Per quanto riguarda poi le procedure, si tratta di limitare i vincoli regolatori a pochi principi base comunque definiti in dettaglio (come superamento dei modelli di integrazione verticale anche per le infrastrutture digitali oltre che per quelle fisiche, trasparenza nella gestione dell’infrastruttura tecnologica, apertura a determinate condizioni, garanzia della protezione dei dati personali, garanzie contrattuali per i servizi resi tramite piattaforma).
L’ultima proposta ipotizza un intervento diretto sul mercato per fornire una strategia unitaria che introduca una piattaforma di sistema in particolare a supporto delle imprese ancora scarsamente attrezzate ad affrontare la rivoluzione tecnologica in atto. Intervento che potrebbe essere realizzato grazie ad una società che offra alle imprese, operanti nei diversi settori dei servizi, una piattaforma tecnologica neutra attraverso la quale poter offrire i propri servizi. Una piattaforma di questo tipo dovrebbe poi rappresentare un benchmark per il mercato quanto a garanzie e trasparenza.

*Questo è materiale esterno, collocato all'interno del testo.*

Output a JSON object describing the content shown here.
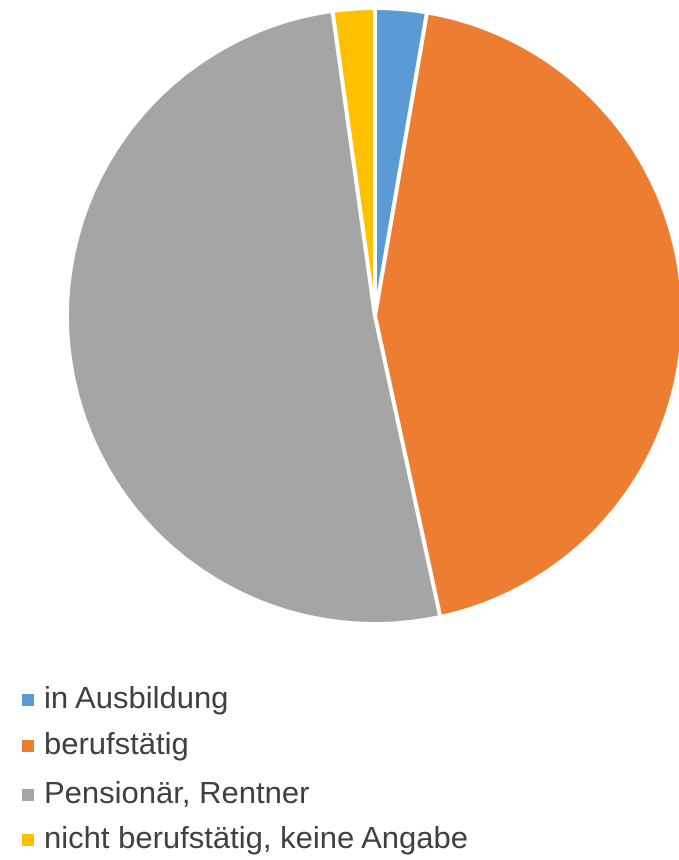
{
  "chart_data": {
    "type": "pie",
    "categories": [
      "in Ausbildung",
      "berufstätig",
      "Pensionär, Rentner",
      "nicht berufstätig, keine Angabe"
    ],
    "values": [
      2.7,
      43.9,
      51.2,
      2.2
    ],
    "colors": [
      "#5b9bd5",
      "#ed7d31",
      "#a5a5a5",
      "#ffc000"
    ],
    "legend": "bottom"
  }
}
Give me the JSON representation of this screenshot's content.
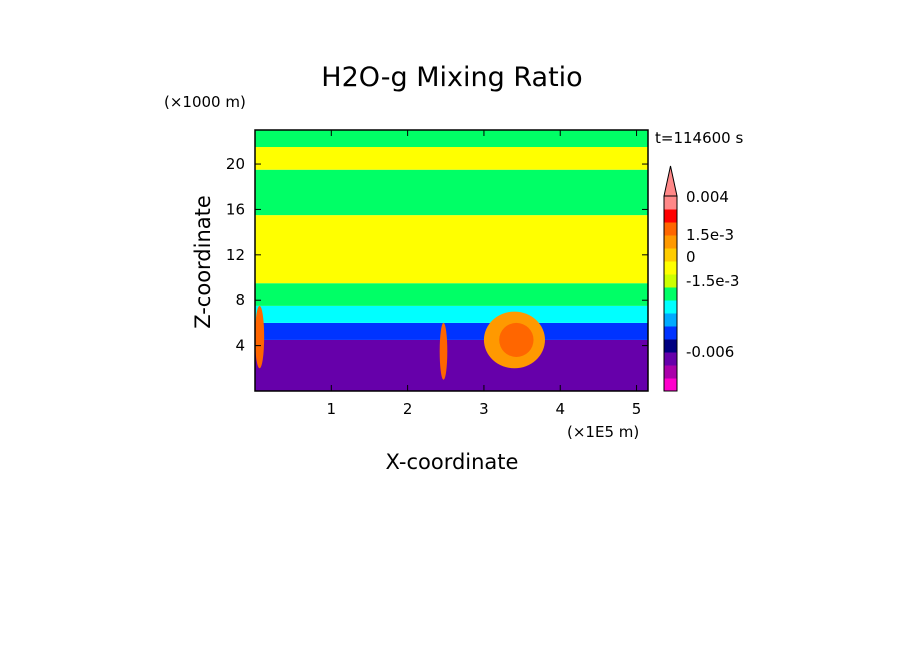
{
  "chart_data": {
    "type": "heatmap",
    "title": "H2O-g Mixing Ratio",
    "xlabel": "X-coordinate",
    "ylabel": "Z-coordinate",
    "x_scale_label": "(×1E5 m)",
    "y_scale_label": "(×1000 m)",
    "time_label": "t=114600 s",
    "xlim": [
      0,
      5.15
    ],
    "ylim": [
      0,
      23
    ],
    "x_ticks": [
      1,
      2,
      3,
      4,
      5
    ],
    "y_ticks": [
      4,
      8,
      12,
      16,
      20
    ],
    "x_tick_labels": [
      "1",
      "2",
      "3",
      "4",
      "5"
    ],
    "y_tick_labels": [
      "4",
      "8",
      "12",
      "16",
      "20"
    ],
    "colorbar": {
      "levels": [
        {
          "color": "#ff00cc"
        },
        {
          "color": "#aa00aa"
        },
        {
          "color": "#6600aa"
        },
        {
          "color": "#000080"
        },
        {
          "color": "#0033ff"
        },
        {
          "color": "#00aaff"
        },
        {
          "color": "#00ffff"
        },
        {
          "color": "#00ff66"
        },
        {
          "color": "#ccff00"
        },
        {
          "color": "#ffff00"
        },
        {
          "color": "#ffcc00"
        },
        {
          "color": "#ff9900"
        },
        {
          "color": "#ff6600"
        },
        {
          "color": "#ff0000"
        },
        {
          "color": "#ff8888"
        }
      ],
      "tick_labels": [
        "0.004",
        "1.5e-3",
        "0",
        "-1.5e-3",
        "-0.006"
      ]
    },
    "regions": [
      {
        "name": "dry-base",
        "color": "#6600aa",
        "x": [
          0,
          5.15
        ],
        "y": [
          0,
          4.5
        ]
      },
      {
        "name": "blue-band",
        "color": "#0033ff",
        "x": [
          0,
          5.15
        ],
        "y": [
          4.5,
          6.0
        ]
      },
      {
        "name": "cyan-band",
        "color": "#00ffff",
        "x": [
          0,
          5.15
        ],
        "y": [
          6.0,
          7.5
        ]
      },
      {
        "name": "green-band",
        "color": "#00ff66",
        "x": [
          0,
          5.15
        ],
        "y": [
          7.5,
          9.5
        ]
      },
      {
        "name": "yellow-mid",
        "color": "#ffff00",
        "x": [
          0,
          5.15
        ],
        "y": [
          9.5,
          15.5
        ]
      },
      {
        "name": "green-upper",
        "color": "#00ff66",
        "x": [
          0,
          5.15
        ],
        "y": [
          15.5,
          19.5
        ]
      },
      {
        "name": "yellow-upper",
        "color": "#ffff00",
        "x": [
          0,
          5.15
        ],
        "y": [
          19.5,
          21.5
        ]
      },
      {
        "name": "green-top",
        "color": "#00ff66",
        "x": [
          0,
          5.15
        ],
        "y": [
          21.5,
          23
        ]
      },
      {
        "name": "moist-plume-left",
        "color": "#ff6600",
        "x": [
          0,
          0.12
        ],
        "y": [
          2,
          7.5
        ]
      },
      {
        "name": "moist-plume-2.5",
        "color": "#ff6600",
        "x": [
          2.42,
          2.52
        ],
        "y": [
          1,
          6
        ]
      },
      {
        "name": "moist-plume-3.4",
        "color": "#ff9900",
        "x": [
          3.0,
          3.8
        ],
        "y": [
          2,
          7
        ]
      },
      {
        "name": "moist-core-3.4",
        "color": "#ff6600",
        "x": [
          3.2,
          3.65
        ],
        "y": [
          3,
          6
        ]
      }
    ]
  }
}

5. Quanto scritto riesce solo in parte a dare conto della ricchezza dell’analisi e degli spunti di riflessione contenuti nella ricostruzione della evoluzione dei diversi mercati e delle regolazioni anche grazie alla intersezione della pluralità dei potenziali approcci. Al di là di questa interessante parte analitica che, a differenza di quanto accade di solito, avrebbe forse richiesto qualche parola in più per rendere la lettura più scorrevole anche per un lettore meno attrezzato su questi temi, l’obiettivo chiave resta quello di prospettare soluzioni innovative della regolazione. Da questo punto di vista bisogna riconoscere che un grande merito del libro sia quello di presentare proposte concrete che talvolta potrebbero addirittura essere messe in atto a legislazione invariata sottraendosi così al vezzo di disegnare riforme attraenti ma impossibili oppure al difetto di prospettare strategie generiche.
È indubbiamente da condividere l’invito pressante rivolto a legislatori e regolatori a muoversi rapidamente senza “attendere che sia il mercato a muovere per primo, con il rischio però poi di doverlo rincorrere con strumenti non adeguati, non coordinati (i silos resterebbero separati) e con informazioni incomplete”. Se c’è una carenza (ma forse non si può chiedere tutto ad un libro) è una attenta riflessione sulla adeguatezza dei regolatori a fronteggiare il mondo delle nuove tecnologie e sulla necessità che sia necessario lavorare ad armi pari con i nuovi operatori dell’economia digitale, sulla necessità cioè che la stessa tecnologia sia utilizzata anche dai regolatori per mettere a punto nuove strategie.